Pulling Threads

When I first started working on this movie, I had no idea what I was getting myself into. A film about Web 2.0? How could I resist? Once I came up with an idea, I worked furiously on the screenplay. By the end of the process, I was even scriptwriting in my dreams. I finally started filming with exactly two weeks left to the due date. Didn’t really bother with sleep anymore, and my friends began to complain that I was never around. This has probably been one of the most exhausting experiences of my life, right behind hiking in the French Alps at age seven and junior year of high school. But you know what? I made a movie

I promise that, going into this, my intentions were the very best. I was going to make a movie about Web 2.0 in an interesting, creative way. I wanted to explore the properties of Web 2.0 as a reflective medium. How could I ever have thought that it would be just that? I should have known that it would end up being something else entirely. This sounds funny, but I’m not quite sure what this film is. Just as it has been one of the most exhausting experiences, it’s also been one of the most intensely personal things I’ve ever created.
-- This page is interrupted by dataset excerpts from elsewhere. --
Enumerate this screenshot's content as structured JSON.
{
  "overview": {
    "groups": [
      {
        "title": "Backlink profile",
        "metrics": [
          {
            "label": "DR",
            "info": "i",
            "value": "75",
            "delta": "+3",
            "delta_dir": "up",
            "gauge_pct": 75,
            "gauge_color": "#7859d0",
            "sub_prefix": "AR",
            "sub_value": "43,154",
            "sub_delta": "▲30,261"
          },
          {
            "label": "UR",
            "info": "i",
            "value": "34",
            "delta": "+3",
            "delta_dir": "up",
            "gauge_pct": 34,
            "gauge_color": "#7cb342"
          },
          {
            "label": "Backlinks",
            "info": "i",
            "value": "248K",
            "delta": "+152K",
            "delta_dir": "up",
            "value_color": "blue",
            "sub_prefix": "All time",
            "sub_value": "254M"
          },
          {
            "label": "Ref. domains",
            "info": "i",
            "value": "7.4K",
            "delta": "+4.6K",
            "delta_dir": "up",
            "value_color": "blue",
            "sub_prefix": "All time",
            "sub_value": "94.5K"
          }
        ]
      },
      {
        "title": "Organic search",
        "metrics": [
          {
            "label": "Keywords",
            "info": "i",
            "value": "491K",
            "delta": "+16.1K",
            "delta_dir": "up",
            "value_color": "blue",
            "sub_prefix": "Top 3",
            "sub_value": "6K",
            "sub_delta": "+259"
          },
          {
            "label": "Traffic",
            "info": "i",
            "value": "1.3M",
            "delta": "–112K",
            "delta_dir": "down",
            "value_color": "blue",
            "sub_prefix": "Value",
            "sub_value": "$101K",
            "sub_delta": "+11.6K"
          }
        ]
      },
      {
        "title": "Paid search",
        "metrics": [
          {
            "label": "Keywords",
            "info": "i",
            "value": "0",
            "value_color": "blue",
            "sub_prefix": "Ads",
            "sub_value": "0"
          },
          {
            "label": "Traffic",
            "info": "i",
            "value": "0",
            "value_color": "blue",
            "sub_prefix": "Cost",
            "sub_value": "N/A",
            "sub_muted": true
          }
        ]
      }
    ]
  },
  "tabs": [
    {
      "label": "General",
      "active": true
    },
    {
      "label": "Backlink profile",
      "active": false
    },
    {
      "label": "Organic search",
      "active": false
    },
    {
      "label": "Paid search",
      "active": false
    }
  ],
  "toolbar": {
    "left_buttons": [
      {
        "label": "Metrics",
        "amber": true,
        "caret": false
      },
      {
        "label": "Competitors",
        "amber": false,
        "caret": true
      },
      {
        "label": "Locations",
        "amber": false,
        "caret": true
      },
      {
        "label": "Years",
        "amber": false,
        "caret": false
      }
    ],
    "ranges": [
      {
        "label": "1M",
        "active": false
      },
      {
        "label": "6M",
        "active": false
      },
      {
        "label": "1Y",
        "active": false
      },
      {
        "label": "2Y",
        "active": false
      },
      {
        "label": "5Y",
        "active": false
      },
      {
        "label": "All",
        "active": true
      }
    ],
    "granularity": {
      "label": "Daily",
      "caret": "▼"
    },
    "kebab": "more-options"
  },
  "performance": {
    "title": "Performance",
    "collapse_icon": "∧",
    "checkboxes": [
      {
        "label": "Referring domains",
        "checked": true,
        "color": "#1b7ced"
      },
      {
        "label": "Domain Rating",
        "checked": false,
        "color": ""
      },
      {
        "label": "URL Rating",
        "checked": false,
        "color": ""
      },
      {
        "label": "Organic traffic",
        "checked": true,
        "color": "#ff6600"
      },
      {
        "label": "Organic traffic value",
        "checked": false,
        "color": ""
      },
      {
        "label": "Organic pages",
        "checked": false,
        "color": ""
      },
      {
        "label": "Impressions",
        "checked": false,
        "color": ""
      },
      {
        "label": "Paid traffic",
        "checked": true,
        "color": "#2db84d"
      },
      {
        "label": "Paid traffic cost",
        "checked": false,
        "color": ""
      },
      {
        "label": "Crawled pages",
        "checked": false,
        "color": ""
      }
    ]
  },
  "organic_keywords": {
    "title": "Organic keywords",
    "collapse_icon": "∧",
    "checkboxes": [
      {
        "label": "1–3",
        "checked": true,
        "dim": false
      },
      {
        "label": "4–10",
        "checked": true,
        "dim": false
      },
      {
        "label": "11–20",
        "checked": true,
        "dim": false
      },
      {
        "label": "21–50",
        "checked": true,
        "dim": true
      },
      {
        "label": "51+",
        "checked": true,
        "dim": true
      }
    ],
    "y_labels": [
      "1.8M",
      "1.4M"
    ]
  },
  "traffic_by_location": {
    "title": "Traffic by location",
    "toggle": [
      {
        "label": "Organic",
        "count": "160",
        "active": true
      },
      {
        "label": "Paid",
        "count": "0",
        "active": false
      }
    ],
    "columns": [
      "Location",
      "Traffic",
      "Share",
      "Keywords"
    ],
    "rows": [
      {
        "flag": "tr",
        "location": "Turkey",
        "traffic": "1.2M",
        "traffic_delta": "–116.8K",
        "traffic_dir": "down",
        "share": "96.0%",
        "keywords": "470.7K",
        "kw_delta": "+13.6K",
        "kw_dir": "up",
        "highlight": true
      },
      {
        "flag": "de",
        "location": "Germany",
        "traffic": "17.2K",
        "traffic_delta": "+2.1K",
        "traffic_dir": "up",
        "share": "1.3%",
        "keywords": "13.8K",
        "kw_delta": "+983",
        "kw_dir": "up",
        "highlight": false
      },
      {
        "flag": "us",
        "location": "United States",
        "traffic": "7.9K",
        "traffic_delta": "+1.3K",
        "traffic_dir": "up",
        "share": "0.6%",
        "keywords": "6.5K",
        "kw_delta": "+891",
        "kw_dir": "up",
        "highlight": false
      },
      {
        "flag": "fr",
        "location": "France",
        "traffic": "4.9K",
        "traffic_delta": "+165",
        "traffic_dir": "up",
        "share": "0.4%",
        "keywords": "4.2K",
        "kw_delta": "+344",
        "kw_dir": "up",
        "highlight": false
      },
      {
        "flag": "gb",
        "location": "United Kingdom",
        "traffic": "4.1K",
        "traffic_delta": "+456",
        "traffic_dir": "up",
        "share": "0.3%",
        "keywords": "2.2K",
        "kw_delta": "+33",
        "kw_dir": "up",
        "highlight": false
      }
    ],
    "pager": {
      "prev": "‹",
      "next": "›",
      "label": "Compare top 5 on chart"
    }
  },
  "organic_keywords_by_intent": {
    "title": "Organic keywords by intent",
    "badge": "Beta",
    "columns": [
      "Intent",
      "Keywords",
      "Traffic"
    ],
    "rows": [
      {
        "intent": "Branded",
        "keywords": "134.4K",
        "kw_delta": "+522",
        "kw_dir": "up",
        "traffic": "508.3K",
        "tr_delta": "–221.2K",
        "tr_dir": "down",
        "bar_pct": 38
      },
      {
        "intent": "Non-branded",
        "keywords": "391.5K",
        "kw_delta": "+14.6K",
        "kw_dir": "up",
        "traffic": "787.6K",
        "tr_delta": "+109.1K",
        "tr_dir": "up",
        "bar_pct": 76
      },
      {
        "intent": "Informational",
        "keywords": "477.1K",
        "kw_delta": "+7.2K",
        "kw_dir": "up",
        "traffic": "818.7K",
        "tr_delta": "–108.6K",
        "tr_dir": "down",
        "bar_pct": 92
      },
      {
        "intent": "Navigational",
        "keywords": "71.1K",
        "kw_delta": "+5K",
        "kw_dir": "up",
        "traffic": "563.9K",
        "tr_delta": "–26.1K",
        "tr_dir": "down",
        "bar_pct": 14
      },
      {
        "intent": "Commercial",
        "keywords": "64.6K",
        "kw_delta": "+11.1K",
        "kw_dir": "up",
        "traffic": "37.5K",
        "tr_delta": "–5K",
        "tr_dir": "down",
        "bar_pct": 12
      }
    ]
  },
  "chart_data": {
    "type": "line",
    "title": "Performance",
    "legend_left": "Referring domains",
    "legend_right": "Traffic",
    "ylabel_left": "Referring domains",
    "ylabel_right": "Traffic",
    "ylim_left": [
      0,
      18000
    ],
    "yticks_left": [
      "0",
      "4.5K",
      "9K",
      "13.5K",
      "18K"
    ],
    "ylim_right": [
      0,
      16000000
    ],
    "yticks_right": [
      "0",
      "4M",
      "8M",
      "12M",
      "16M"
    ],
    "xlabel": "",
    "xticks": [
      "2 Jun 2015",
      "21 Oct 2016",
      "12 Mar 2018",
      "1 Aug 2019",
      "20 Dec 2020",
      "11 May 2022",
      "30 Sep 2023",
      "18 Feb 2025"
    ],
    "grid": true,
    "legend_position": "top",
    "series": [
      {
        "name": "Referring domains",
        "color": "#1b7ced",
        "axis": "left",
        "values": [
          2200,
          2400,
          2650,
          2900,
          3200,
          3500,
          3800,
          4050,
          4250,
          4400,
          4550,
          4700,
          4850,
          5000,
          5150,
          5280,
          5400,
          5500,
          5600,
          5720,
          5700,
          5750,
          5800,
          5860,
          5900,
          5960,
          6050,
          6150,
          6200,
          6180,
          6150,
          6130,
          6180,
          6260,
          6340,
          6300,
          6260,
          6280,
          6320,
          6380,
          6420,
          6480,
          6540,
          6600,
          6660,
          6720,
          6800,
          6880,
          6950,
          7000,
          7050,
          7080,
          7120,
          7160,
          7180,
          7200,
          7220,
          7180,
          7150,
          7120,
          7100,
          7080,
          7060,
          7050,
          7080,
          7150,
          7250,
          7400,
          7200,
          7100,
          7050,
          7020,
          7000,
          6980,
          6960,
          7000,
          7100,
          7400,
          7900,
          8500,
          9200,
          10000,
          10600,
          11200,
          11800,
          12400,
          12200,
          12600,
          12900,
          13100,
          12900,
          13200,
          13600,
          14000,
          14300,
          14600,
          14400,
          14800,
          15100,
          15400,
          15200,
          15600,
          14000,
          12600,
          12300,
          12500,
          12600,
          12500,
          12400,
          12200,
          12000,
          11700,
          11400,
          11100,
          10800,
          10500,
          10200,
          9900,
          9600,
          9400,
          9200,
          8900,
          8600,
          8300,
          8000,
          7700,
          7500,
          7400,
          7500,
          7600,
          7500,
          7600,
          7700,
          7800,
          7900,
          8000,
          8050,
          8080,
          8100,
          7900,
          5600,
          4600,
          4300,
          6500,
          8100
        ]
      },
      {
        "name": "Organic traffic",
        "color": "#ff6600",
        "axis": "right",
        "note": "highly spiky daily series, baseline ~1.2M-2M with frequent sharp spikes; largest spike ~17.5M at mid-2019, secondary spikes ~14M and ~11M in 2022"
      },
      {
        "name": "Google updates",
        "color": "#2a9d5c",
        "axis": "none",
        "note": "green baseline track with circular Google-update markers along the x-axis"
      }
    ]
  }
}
I try to write from what I know, so it’s no surprise that I keep seeing myself in the characters. But I’m still astonished.

A secondary goal of mine was to use this film to showcase not only my art, but other people’s as well. Tyler, the poet (in real life and on screen), wrote the poem he reads in the film. Brady Earnhart performs his own music. I loved the idea of this film serving a dual purpose in that way, and having art within art. Not only man-computer symbiosis, but symbiosis of minds. Once the internet is involved, it becomes infinite symbiosis, with chains of inspiration weaving everything together.

I swear that this movie had plot at one point, which is pretty unusual for me. Not anymore. (Blame flow.) My friends joke with me about how nothing I make ever has a plot. I always shake my head, laugh, and say that I’ll do plot “next time.” But now that I think about it, does there have to be plot to make something meaningful? I think the closest I can get to describing this film is suggesting that it is a cinematic stream-of-consciousness, of sorts. But not just one person’s consciousness; what happens when you use the internet–Web 2.0–to create a montage of thought, emotion, and reflection? We often view cinema as showing us the world “through a lens”, just as we describe the internet as showing us the world through a computer. But for both film and the internet, I think it would be more accurate to say that they show us the world “through a mind.” Because what you’re really looking at is another person.

Despite the fact that the finished product is radically different from what I expected to create, I think I like it. At some point during those long, sleepless nights of editing, this movie transformed into something new. The one question I dread (but always get from people when I say I’m making a movie) is “what’s it about?”

Nothing. Everything. Maybe you just have to grok it yourself ;)

 “How different is online communication from real-life interaction? I use the phrase ‘real-life,’ but how far away are we from reaching the point at which there is no significant difference left? We already have online banking, retail, art galleries, databases, journals, education… even entire virtual worlds and communities. Pretty soon the internet will be as real as everything else we experience. Maybe it is already. And what happens then? Will online life replace ‘reality’? I don’t think so. In any event, that’s not the really interesting question.

What will happen to ‘real life’ once it and the internet interpenetrate? How will our offline lives change? Will we emphasize the division or embrace the symbiosis? Most of all, will we let this new cornerstone of our lives inspire us in ways that have never been possible before? Increased communication expands innovation exponentially.”